Bientôt une femme de taille gigantesque étendit ses crêpes noirs sous la voûte des cieux; et étant descendue

lentement sur la terre, elle donna ses ordres au cortège dont elle était accompagnée. Nous nous glissâmes dans plusieurs maisons; le Sommeil et ses ministres y répandaient des pavots à pleines mains; et, tandis que le Silence et la Paix s'asseyaient doucement auprès de l'homme vertueux, les Remords et les Spectres effrayants secouaient avec violence le lit du scélérat. Platon écrivait sous la dictée du Génie d'Homère, et des Songes agréables voltigeaient autour de la jeune Lycoris.

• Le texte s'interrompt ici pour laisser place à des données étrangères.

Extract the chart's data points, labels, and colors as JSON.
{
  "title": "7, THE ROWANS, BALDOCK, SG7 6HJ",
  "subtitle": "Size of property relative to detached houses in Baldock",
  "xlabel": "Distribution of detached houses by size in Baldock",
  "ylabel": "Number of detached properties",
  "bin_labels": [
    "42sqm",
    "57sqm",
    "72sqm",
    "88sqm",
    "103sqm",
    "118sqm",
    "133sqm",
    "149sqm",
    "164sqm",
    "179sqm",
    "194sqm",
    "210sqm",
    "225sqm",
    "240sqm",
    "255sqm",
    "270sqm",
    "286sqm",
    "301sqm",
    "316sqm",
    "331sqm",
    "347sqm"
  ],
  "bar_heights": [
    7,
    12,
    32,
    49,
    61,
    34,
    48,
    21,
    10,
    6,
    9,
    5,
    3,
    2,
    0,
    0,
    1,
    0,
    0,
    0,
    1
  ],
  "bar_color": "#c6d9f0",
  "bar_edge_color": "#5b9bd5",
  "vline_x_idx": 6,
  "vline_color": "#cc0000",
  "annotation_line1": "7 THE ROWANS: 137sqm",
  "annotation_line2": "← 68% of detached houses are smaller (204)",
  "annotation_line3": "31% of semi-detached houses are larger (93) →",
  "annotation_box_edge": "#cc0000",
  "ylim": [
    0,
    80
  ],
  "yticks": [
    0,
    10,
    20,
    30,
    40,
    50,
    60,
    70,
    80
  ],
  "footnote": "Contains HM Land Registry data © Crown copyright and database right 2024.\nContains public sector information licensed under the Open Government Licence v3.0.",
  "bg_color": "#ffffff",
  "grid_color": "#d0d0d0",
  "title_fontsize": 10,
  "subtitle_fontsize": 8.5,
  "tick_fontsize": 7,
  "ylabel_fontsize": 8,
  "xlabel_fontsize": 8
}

« L'Aurore et les Heures ouvrent les barrières du Jour, me dit mon conducteur ; il est temps de nous élever dans les airs. Voyez les Génies tutélaires d'Athènes, de Corinthe, de Lacédémone, planer circulairement au-dessus de ces villes ; ils en écartent, autant qu'il est possible, les maux dont elles sont menacées. Cependant leurs campagnes vont être dévastées; car les Génies du Midi, enveloppés de nuages sombres, s'avancent en grondant contre ceux du Nord. Les guerres sont aussi fréquentes dans ces régions que dans les vôtres, et le combat des Titans et des Typhons ne fut que celui de deux peuplades de Génies.

« Observez maintenant ces agents empressés qui, d'un vol aussi rapide, aussi inquiet que celui de l'hirondelle, rasent la terre, et portent de tous côtés des regards avides et perçants: ce sont les inspecteurs des choses humaines; les uns répandent leurs douces influences sur les mortels qu'ils protègent; les autres détachent contre les forfaits l'implacable Némésis. Voyez ces médiateurs, ces interprètes, qui montent et descendent sans cesse ; ils portent aux Dieux vos vœux et vos offrandes; ils vous rapportent les songes heureux ou funestes et les secrets de l'avenir, qui vous sont ensuite révélés par la bouche des Oracles. »

« O mon protecteur ! m'écriai-je tout à coup, voici des êtres dont la taille et l'air sinistre inspirent la terreur; ils viennent à nous. »> « Fuyons, me dit-il, ils sont malheu

« PredošláPokračovať »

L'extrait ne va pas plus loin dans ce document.